Tras una serie de exploraciones con un robot submarino, el matrimonio compuesto por la rusa-canadiense Paulina Zelitsky y el canadiense Paul Weinzweig, junto con el hijo de la primera, el cubano Ernesto Tapanes, creen que las estructuras descubiertas forman parte de una ciudad que se erigió hace más de 6.000 años en las faldas de un volcán.
Esa datación, basada en las imágenes captadas por el robot submarino y por un sofisticado sonar, coloca la construcción de la ciudad cubana quince siglos antes que la edificación de la pirámide de Giza, en Egipto.
Aunque el equipo de investigadores canadienses no ha conseguido todavía ninguna evidencia física para datar los restos, la posibilidad de que una civilización perdida construyese edificios altamente sofisticados en tan tempranas fechas parece demasiado jugosa para retener la imaginación.
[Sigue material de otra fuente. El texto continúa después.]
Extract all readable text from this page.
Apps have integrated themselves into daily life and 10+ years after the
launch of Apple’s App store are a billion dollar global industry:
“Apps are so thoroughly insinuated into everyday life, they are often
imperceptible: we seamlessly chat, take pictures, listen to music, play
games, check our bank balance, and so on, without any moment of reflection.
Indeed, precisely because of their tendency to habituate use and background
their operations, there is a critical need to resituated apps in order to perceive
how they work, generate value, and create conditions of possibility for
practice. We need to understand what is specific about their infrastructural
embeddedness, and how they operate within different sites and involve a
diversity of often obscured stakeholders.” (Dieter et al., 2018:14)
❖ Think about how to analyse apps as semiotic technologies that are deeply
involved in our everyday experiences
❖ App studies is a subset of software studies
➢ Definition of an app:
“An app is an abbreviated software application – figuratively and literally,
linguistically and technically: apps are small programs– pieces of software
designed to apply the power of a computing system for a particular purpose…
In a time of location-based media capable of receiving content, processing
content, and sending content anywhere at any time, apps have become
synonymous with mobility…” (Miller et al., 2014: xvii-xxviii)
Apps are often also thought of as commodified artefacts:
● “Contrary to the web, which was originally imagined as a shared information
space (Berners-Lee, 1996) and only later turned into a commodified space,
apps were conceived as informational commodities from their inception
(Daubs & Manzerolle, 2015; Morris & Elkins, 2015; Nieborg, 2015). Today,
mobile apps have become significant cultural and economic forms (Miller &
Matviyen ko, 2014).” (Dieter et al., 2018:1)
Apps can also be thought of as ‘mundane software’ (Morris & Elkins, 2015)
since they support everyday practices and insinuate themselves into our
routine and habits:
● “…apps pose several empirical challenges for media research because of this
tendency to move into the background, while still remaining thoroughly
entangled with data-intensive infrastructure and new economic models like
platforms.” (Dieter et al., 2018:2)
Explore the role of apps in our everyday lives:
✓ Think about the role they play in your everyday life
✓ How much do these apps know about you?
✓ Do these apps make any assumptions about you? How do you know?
Una de las hipótesis planteadas en el pasado —y que podría confirmarse con este descubrimiento— es que Cuba estuvo en la antigüedad unida a la Península de Yucatán por un puente terrestre que, debido a la actividad volcánica, se hundió en las aguas del Caribe.
Para otros, la idea de una civilización sumergida en el Caribe trae recuerdos de los relatos del filósofo griego Platón sobre la perdida Atlántida.
En declaraciones a la prensa canadiense, Zelitsky señaló que los megalitos localizados por el sonar y el robot submarino son “de un tipo similar al que se encontrarían en Stonehenge (Gran Bretaña) o la Isla de Pascua”.
Zelitsky añadió que “algunas de las estructuras en el complejo pueden tener una longitud de 400 metros y una altura de 40. Algunas muestran formas muy diferenciadas y diseños simétricos, no naturales”.
Las imágenes captadas con el sonar, y convertidas a fotografías, han sido mostradas a científicos estadounidenses y cubanos que consideran que se pueden observar pirámides, calles y edificios.